Pour le dernier débat avant la primaire nous aurions pu nous attendre à quelques belles passes d’armes, mais ce fut plutôt à fleuret moucheté que le débat se tint. La stratégie des trois candidats les mieux placés, Alain Juppé, Nicolas Sarkozy, et François Fillon, était plutôt de conforter leurs acquis que de prendre le risque d’éventuellement se disqualifier par une attitude trop conflictuelle, séquelles du combat Copé/Fillon pour la présidence de l’UMP.
Alain Juppé a choisi d’être le candidat de la transparence. Il est le seul à avoir présenté ses comptes de la campagne des primaires ces dernières semaines. Mais cette transparence fut aussi son handicap durant les débats, bien qu’il ait déclaré que « L’Europe est menacée de dislocation », fidèle en cela à la tendance anxiogène des LR, qui décrivent régulièrement une France déclassée, dépassée, et qu’il inscrive dorénavant l’Europe aussi dans ce registre.
Jean-François Copé , lui, rappela à Nicolas Sarkozy la suppression des effectifs des forces armées, qu’il évalue à 42 000 militaires. De même, en s’adressant à François Fillon, il souhaita savoir pourquoi celui-ci n’avait-il pas, lorsqu’il était premier ministre. appliqué les mesures qu’il préconise aujourd’hui. François Fillon réserva sa réponse pour sa conclusion lorsqu’il claironna qu’il avait » toujours dit la vérité ».
Nicolas Sarkozy a choisi une tactique plus présidentielle. Il critiqua François Hollande, en arguant que les décisions contre le nucléaire avaient entrainé la réouverture de centrales thermiques au charbon, responsables de ce fait de la pollution jusqu’au bassin parisien. Bien que cet exemple soit partiellement inexact, puisque l’ arrêt des réacteurs était lié à l’entretien de ceux-ci, on peut se demander s’il ne s’agissait pas de séduire l’électorat écologique des Républicains. En outre, Nicolas Sarkozy ne fut pas avare de propositions avec la « création d’un FMI européen « , ou celles d’annonces de projets pour les régions confirmant « les spécificités de la Corse », ainsi que celles des territoires d’outre-mer. Nicolas Sarkozy fut même lumineux lorsqu’il fit part de son constat et d’ une « incandescence des problèmes migratoires » (dixit) pour les français, liée, toujours selon lui, principalement au problème du regroupement familial, une mesure qui ne concerne pourtant que 12 000 familles par an.

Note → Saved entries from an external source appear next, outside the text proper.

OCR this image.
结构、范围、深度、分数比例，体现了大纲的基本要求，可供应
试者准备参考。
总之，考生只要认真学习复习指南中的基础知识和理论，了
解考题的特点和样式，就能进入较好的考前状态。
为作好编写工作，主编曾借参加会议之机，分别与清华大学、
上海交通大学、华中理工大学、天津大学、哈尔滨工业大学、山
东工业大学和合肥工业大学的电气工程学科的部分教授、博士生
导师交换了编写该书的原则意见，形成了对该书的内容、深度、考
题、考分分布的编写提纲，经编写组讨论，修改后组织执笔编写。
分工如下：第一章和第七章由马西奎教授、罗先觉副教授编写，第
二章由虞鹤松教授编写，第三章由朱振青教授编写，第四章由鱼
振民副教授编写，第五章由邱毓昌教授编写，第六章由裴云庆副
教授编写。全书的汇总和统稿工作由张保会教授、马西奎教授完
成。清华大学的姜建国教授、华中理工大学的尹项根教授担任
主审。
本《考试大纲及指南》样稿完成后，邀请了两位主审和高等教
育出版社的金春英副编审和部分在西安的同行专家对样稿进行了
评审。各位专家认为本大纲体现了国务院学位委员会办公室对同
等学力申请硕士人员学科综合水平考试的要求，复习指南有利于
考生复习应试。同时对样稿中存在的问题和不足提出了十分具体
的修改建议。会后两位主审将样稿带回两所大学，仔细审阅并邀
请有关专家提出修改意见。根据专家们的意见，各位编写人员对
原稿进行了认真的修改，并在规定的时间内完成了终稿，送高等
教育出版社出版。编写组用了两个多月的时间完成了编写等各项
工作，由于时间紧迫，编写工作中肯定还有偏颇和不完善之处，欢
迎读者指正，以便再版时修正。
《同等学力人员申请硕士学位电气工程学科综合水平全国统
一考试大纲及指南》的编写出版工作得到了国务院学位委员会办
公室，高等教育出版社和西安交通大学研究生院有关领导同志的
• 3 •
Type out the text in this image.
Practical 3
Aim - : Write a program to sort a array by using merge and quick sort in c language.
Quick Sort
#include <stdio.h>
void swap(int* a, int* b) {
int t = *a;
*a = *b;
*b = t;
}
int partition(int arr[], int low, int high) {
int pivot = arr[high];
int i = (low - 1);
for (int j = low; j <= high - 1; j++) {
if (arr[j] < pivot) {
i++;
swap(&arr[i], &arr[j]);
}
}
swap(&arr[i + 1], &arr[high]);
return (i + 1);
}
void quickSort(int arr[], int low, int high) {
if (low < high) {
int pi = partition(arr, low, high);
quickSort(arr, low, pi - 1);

François Fillon a positionné ses propositions sur le plan du management, avec l’ augmentation du temps de travail à 39 heures pour les fonctionnaires, ce qui, sur un total cinq millions de fonctionnaires, lui permet d’affirmer qu’un objectif de suppression de 500 000 fonctionnaires est cohérent. Une mesure qu’Alain Juppé ne croit pas envisageable, compte-tenu des différents statuts au sein des administrations, dont celui des enseignants. Nicolas Sarkozy ne manqua pas de faire aussi remarquer à François Fillon que, bien qu’il eût augmenté la TVA d’un point, et ce tout en restant dans la moyenne européenne, il n’en demeurait pas moins que deux points d’augmentation de la TVA lui paraissaient excessifs.
Parmi les autres candidats, Jean-Frédéric Poisson tenta de surnager avec quelques propositions sans grand relief, Bruno Le Maire acheva de se disqualifier, et Nathalie Kosciusko-Morizet adopta le ton du persifflage avec « nous n’ avons pas besoin d’un Président sondeur » et conclut ses interventions sur son souhait d’incarner » La nouvelle France ».
Ce qui pose interrogation c’est le prisme extrêmement réducteur des vues des candidats lors de ce dernier débat à trois jours du premier scrutin. Comment imaginer en effet que la France puisse, grâce aux mesures présentées, faire fi de l’environnement économique mondial? De même aucune capacité de se projeter au sein des institutions européennes, aucun axe de propositions de nature à modifier certains problèmes structurels n’apparaissent. A aucun moment ne fut exprimée une volonté de négocier face aux anglais au profit de l’Europe. Jamais ne fut évoquée, ni réellement ni concrètement la question de la défense. Quant aux mots digital, numérique, internet, ils n’ont pas été prononcés.
Pour France 2, en tout cas, qui réalisa depuis la rentrée son meilleur score avec quelques 5,1 millions de téléspectateurs à avoir suivi l’émission, soit 23,1% de parts d’audience, ce fut une soirée faste.